Прошло время, он опять спустился с кровати и той же незамысловатой полупоходкой пополз к очередному контейнеру. На это раз хозяином пакета оказался тот хрупкий маленький мальчик с усиками, мой сосед Дима.
Дима проснулся и тонким неуверенным голосом прошептал: «Отстань, это моё», но было уже поздно, и енот устремился к себе на кровать, как собака в конуру, начал жадно есть, озираясь по сторонам, чавкая. Наконец он доел, потеребил шнурок, успокоился и уснул.
Луна ушла из окна, птиц было не слышно, берёзы молчали, чувствовалось только как сжимается мозг, как будто кто-то играет с живой губкой намочил, выжал. Маленький Дима, наверное, заснул, я просто закрыл глаза
Посреди ночи я встал в туалет, меня круто мотнуло, еле поймал дверной проём, напротив которого в кресле санитара дремал Леший. Он что-то бормотал себе под нос, наверное, он был на приёме у важного гостя, владельца виноводочного завода, который организовал для него экскурсию с дегустацией
Остановился, попробовал сосредоточиться. Было примерно часа 4, жутко трещала и звенела голова, во рту геолокация Сахара. Опираясь рукой о стену, я побрёл вдоль неё, благо, уборная находилась в паре метрах от меня. Зайдя в сортир, я увидел по правую руку два умывальника без зеркал, так что своего галоперидольного отражения не видел, но догадывался, как оно выглядит, умылся, пошёл дальше. Три советских очка без намёка на удобство, только «орлом», без ручек и дверей. Всё было серое, ни одного окошечка, а посетители отсутствовали. Я побрёл к своей новой спальной жизни.

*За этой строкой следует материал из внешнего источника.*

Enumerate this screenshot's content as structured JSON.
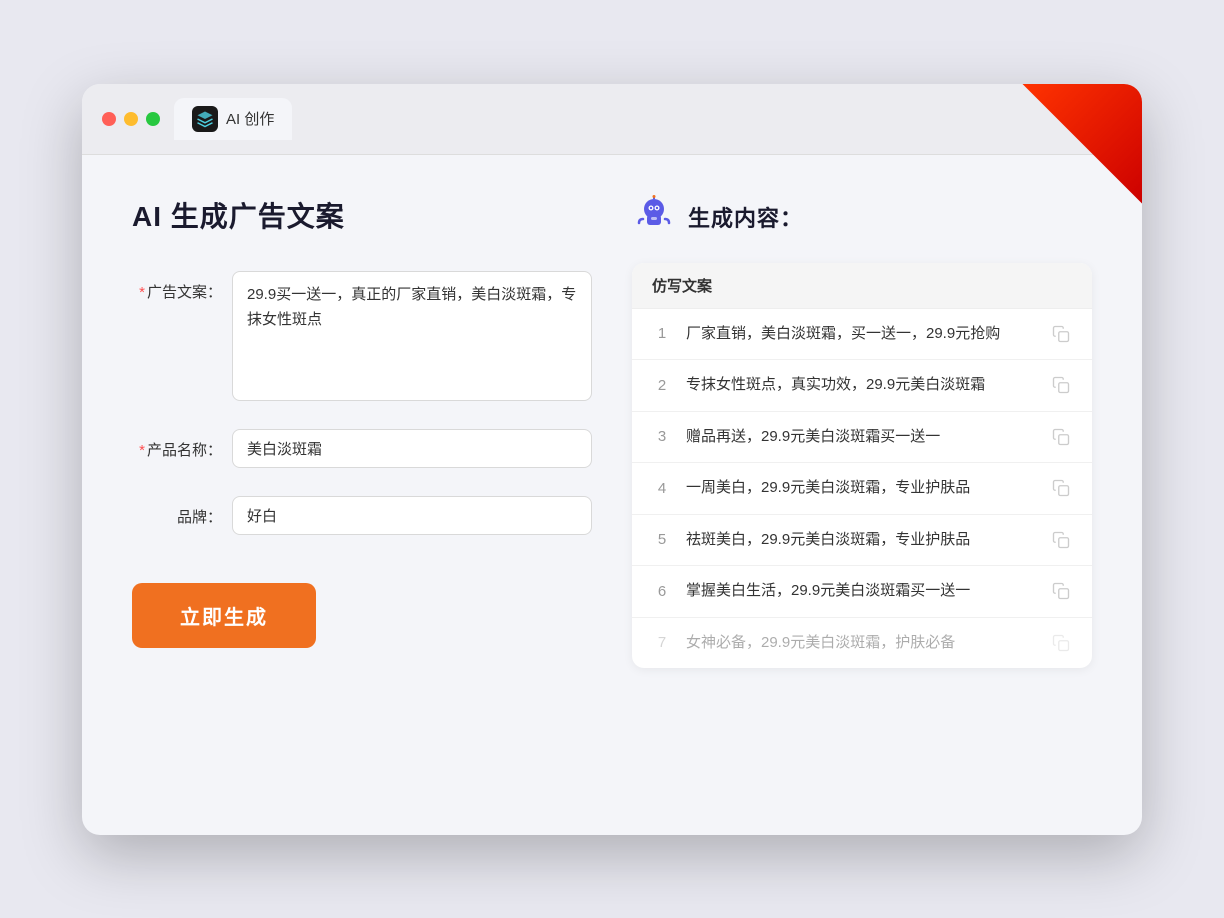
{
  "window": {
    "tab_label": "AI 创作"
  },
  "page": {
    "title": "AI 生成广告文案",
    "right_title": "生成内容："
  },
  "form": {
    "ad_copy_label": "广告文案：",
    "ad_copy_required": true,
    "ad_copy_value": "29.9买一送一，真正的厂家直销，美白淡斑霜，专抹女性斑点",
    "product_name_label": "产品名称：",
    "product_name_required": true,
    "product_name_value": "美白淡斑霜",
    "brand_label": "品牌：",
    "brand_required": false,
    "brand_value": "好白",
    "submit_label": "立即生成"
  },
  "results": {
    "table_header": "仿写文案",
    "rows": [
      {
        "num": "1",
        "text": "厂家直销，美白淡斑霜，买一送一，29.9元抢购",
        "faded": false
      },
      {
        "num": "2",
        "text": "专抹女性斑点，真实功效，29.9元美白淡斑霜",
        "faded": false
      },
      {
        "num": "3",
        "text": "赠品再送，29.9元美白淡斑霜买一送一",
        "faded": false
      },
      {
        "num": "4",
        "text": "一周美白，29.9元美白淡斑霜，专业护肤品",
        "faded": false
      },
      {
        "num": "5",
        "text": "祛斑美白，29.9元美白淡斑霜，专业护肤品",
        "faded": false
      },
      {
        "num": "6",
        "text": "掌握美白生活，29.9元美白淡斑霜买一送一",
        "faded": false
      },
      {
        "num": "7",
        "text": "女神必备，29.9元美白淡斑霜，护肤必备",
        "faded": true
      }
    ]
  }
}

«Да, теперь ты здесь надолго», думал я. Меня охватила такая злость, что, проходя мимо Лешего, я хотел его пнуть, просто так, мол, иди работай, нечего во сне бухать.
Настало утро. Открыть глаза было очень трудно, как будто кто-то приклеил веки. Опять сухость во рту, как после хорошей субботы, спина жутко ныла, колени затекли, так как полностью выпрямиться не было возможности. Маленький тюфяк был настолько узким, что на коже рук и по бокам был узор от пружин в виде переплетённых девичьих косичек.
В палате началось движение, я оглянулся по сторонам, поймал взглядом ночного енота высокий, крепкий молодой человек с лысой головой, стандартной внешности с приколотыми синими глазами, как оказалось, его звали здесь Ромка Терминатор, почему- я пока не понял.
Он что-то рассказывал, глядя в окно, теребя шнурочек на груди. Сначала о том, как можно прожить не работая, уехать в деревню, посадить картошку, пару грядок зелени и всё. Предложения его были несвязными, но суть ясна, рот был приоткрыт во время разговора. Он много басил-скажет, умолкнет, никто его не слушал. Что-то мне подсказывало, что он хотел находиться не здесь, а быть полностью поглощённым картофельным ремеслом.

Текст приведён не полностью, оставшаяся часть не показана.